Tiburones al acecho


Los dos años que Pedro Sánchez pretende permanecer en Moncloa se le van a hacer muy largos. Los gestos, sin duda positivos, como acoger a los migrantes del Aquarius, exhumar los restos de Franco, echar a Huerta o doblar el exiguo presupuesto destinado a combatir la pobreza infantil, se agotan. Y la propaganda del presidente, ideada por su gurú de la comunicación y jefe de gabinete, conocido ya como Iván el Terrible, que por lo visto se cree un genio y el inventor del márketing político, ya se ha demostrado ridícula y contraproducente. Legislar con solo 84 diputados supone depender de Podemos, los independentistas catalanes y el PNV. Es como nadar en una piscina llena de tiburones voraces que acechan para lanzar sus dentelladas. Se está viendo con el nombramiento del presidente de RTVE. Ceder la prerrogativa de nominarlo a Pablo Iglesias ha sido un error mayúsculo y muy peligroso.
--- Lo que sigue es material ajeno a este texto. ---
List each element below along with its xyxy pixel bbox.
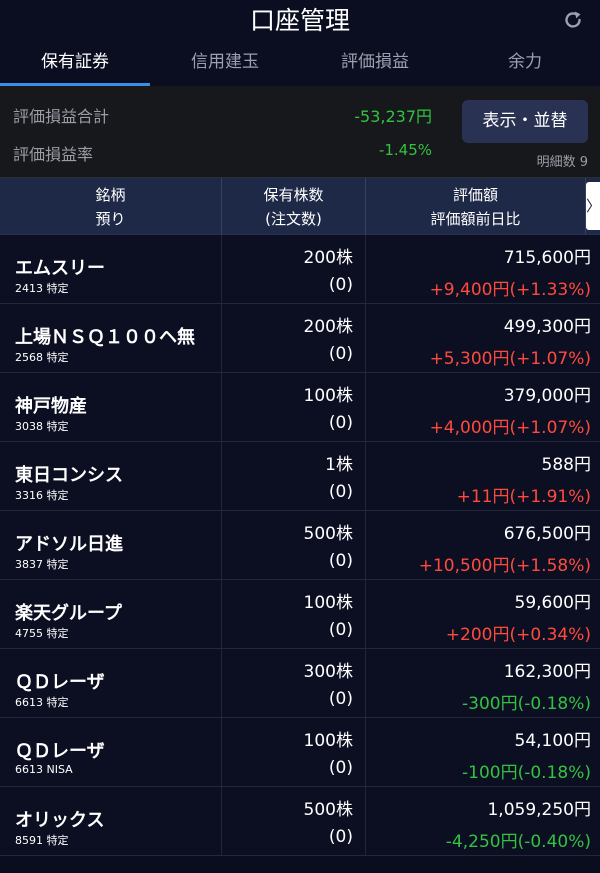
holding-quantity: 500株: [303, 800, 353, 820]
holdings-list: エムスリー 2413 特定 200株 (0) 715,600円 +9,400円(+1.…: [0, 235, 600, 856]
stock-name: 東日コンシス: [15, 465, 123, 486]
day-change: -4,250円(-0.40%): [445, 832, 591, 852]
holding-row[interactable]: アドソル日進 3837 特定 500株 (0) 676,500円 +10,500円(+…: [0, 511, 600, 580]
valuation-amount: 588円: [541, 455, 591, 475]
detail-count: 明細数 9: [536, 155, 588, 170]
pl-rate-label: 評価損益率: [13, 145, 94, 164]
holding-quantity: 100株: [303, 731, 353, 751]
valuation-amount: 499,300円: [503, 317, 591, 337]
day-change: +200円(+0.34%): [445, 625, 591, 645]
holding-quantity: 1株: [325, 455, 353, 475]
day-change: +10,500円(+1.58%): [418, 556, 591, 576]
stock-name: 神戸物産: [15, 396, 87, 417]
holding-quantity: 200株: [303, 317, 353, 337]
valuation-summary: 評価損益合計 -53,237円 評価損益率 -1.45% 表示・並替 明細数 9: [0, 86, 600, 178]
column-name: 銘柄 預り: [0, 178, 222, 234]
stock-code-custody: 3038 特定: [15, 420, 69, 433]
stock-name: ＱＤレーザ: [15, 741, 105, 762]
title-bar: 口座管理: [0, 0, 600, 42]
order-quantity: (0): [328, 344, 353, 364]
page-title: 口座管理: [249, 6, 350, 35]
stock-name: 上場ＮＳＱ１００ヘ無: [15, 327, 195, 348]
day-change: +11円(+1.91%): [456, 487, 591, 507]
holding-quantity: 500株: [303, 524, 353, 544]
holding-quantity: 100株: [303, 386, 353, 406]
holding-row[interactable]: オリックス 8591 特定 500株 (0) 1,059,250円 -4,250円(-…: [0, 787, 600, 856]
pl-rate-value: -1.45%: [378, 141, 432, 159]
order-quantity: (0): [328, 758, 353, 778]
day-change: +5,300円(+1.07%): [429, 349, 591, 369]
holding-quantity: 200株: [303, 248, 353, 268]
tab-bar: 保有証券 信用建玉 評価損益 余力: [0, 42, 600, 86]
order-quantity: (0): [328, 413, 353, 433]
stock-code-custody: 6613 特定: [15, 696, 69, 709]
stock-name: 楽天グループ: [15, 603, 122, 624]
tab-holdings[interactable]: 保有証券: [0, 42, 150, 86]
column-quantity: 保有株数 (注文数): [222, 178, 366, 234]
valuation-amount: 379,000円: [503, 386, 591, 406]
stock-code-custody: 4755 特定: [15, 627, 69, 640]
column-order-label: (注文数): [265, 209, 322, 228]
stock-name: エムスリー: [15, 258, 105, 279]
column-custody-label: 預り: [95, 209, 126, 228]
holding-row[interactable]: 東日コンシス 3316 特定 1株 (0) 588円 +11円(+1.91%): [0, 442, 600, 511]
stock-code-custody: 3837 特定: [15, 558, 69, 571]
column-valuation-label: 評価額: [452, 185, 498, 204]
valuation-amount: 162,300円: [503, 662, 591, 682]
day-change: -300円(-0.18%): [462, 694, 591, 714]
order-quantity: (0): [328, 275, 353, 295]
account-management-screen: 口座管理 保有証券 信用建玉 評価損益 余力 評価損益合計 -53,237円 評…: [0, 0, 600, 873]
holding-row[interactable]: ＱＤレーザ 6613 NISA 100株 (0) 54,100円 -100円(-0.1…: [0, 718, 600, 787]
tab-buying-power[interactable]: 余力: [450, 42, 600, 86]
holding-row[interactable]: 神戸物産 3038 特定 100株 (0) 379,000円 +4,000円(+1.0…: [0, 373, 600, 442]
stock-code-custody: 8591 特定: [15, 834, 69, 847]
column-header: 銘柄 預り 保有株数 (注文数) 評価額 評価額前日比 〉: [0, 178, 600, 235]
stock-code-custody: 2413 特定: [15, 282, 69, 295]
valuation-amount: 54,100円: [514, 731, 591, 751]
stock-code-custody: 2568 特定: [15, 351, 69, 364]
tab-valuation[interactable]: 評価損益: [300, 42, 450, 86]
holding-row[interactable]: 上場ＮＳＱ１００ヘ無 2568 特定 200株 (0) 499,300円 +5,300…: [0, 304, 600, 373]
order-quantity: (0): [328, 827, 353, 847]
valuation-amount: 59,600円: [514, 593, 591, 613]
order-quantity: (0): [328, 551, 353, 571]
column-name-label: 銘柄: [95, 185, 126, 204]
day-change: +4,000円(+1.07%): [429, 418, 591, 438]
order-quantity: (0): [328, 689, 353, 709]
stock-code-custody: 3316 特定: [15, 489, 69, 502]
display-sort-button[interactable]: 表示・並替: [462, 100, 588, 143]
order-quantity: (0): [328, 482, 353, 502]
stock-name: アドソル日進: [15, 534, 123, 555]
stock-name: ＱＤレーザ: [15, 672, 105, 693]
valuation-amount: 676,500円: [503, 524, 591, 544]
scroll-right-icon[interactable]: 〉: [586, 182, 600, 230]
day-change: +9,400円(+1.33%): [429, 280, 591, 300]
column-valuation: 評価額 評価額前日比: [366, 178, 586, 234]
valuation-amount: 715,600円: [503, 248, 591, 268]
stock-code-custody: 6613 NISA: [15, 763, 73, 776]
holding-quantity: 300株: [303, 662, 353, 682]
day-change: -100円(-0.18%): [462, 763, 591, 783]
holding-quantity: 100株: [303, 593, 353, 613]
total-pl-value: -53,237円: [354, 107, 432, 126]
tab-margin-positions[interactable]: 信用建玉: [150, 42, 300, 86]
column-change-label: 評価額前日比: [430, 209, 521, 228]
holding-row[interactable]: エムスリー 2413 特定 200株 (0) 715,600円 +9,400円(+1.…: [0, 235, 600, 304]
order-quantity: (0): [328, 620, 353, 640]
holding-row[interactable]: ＱＤレーザ 6613 特定 300株 (0) 162,300円 -300円(-0.18…: [0, 649, 600, 718]
total-pl-label: 評価損益合計: [13, 107, 110, 126]
stock-name: オリックス: [15, 810, 105, 831]
holding-row[interactable]: 楽天グループ 4755 特定 100株 (0) 59,600円 +200円(+0.34…: [0, 580, 600, 649]
column-quantity-label: 保有株数: [263, 185, 324, 204]
refresh-icon[interactable]: [562, 9, 584, 31]
valuation-amount: 1,059,250円: [487, 800, 591, 820]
Como era de esperar, ha tratado de colocar a un periodista afín sin ninguna experiencia de gestión ni conocimientos de radio y televisión. No es una sorpresa, sabiendo cómo entiende Iglesias la libertad de expresión y la función de los medios de comunicación. El cambio que necesita imperiosamente RTVE no puede consistir en sustituir el período negro de José Antonio Sánchez, al servicio del PP, por el control de Podemos. Tras un mes de estado de gracia, Pedro Sánchez está constatando el enrevesado escenario al que se enfrenta con un Iglesias dispuesto a asumir el máximo protagonismo posible, lo cual suele anunciar desaguisados; los independentistas redoblando su pulso, con el sectario Torra al frente; y los nacionalistas vascos reclamando su cuota de poder, una vez asegurado su botín en los Presupuestos.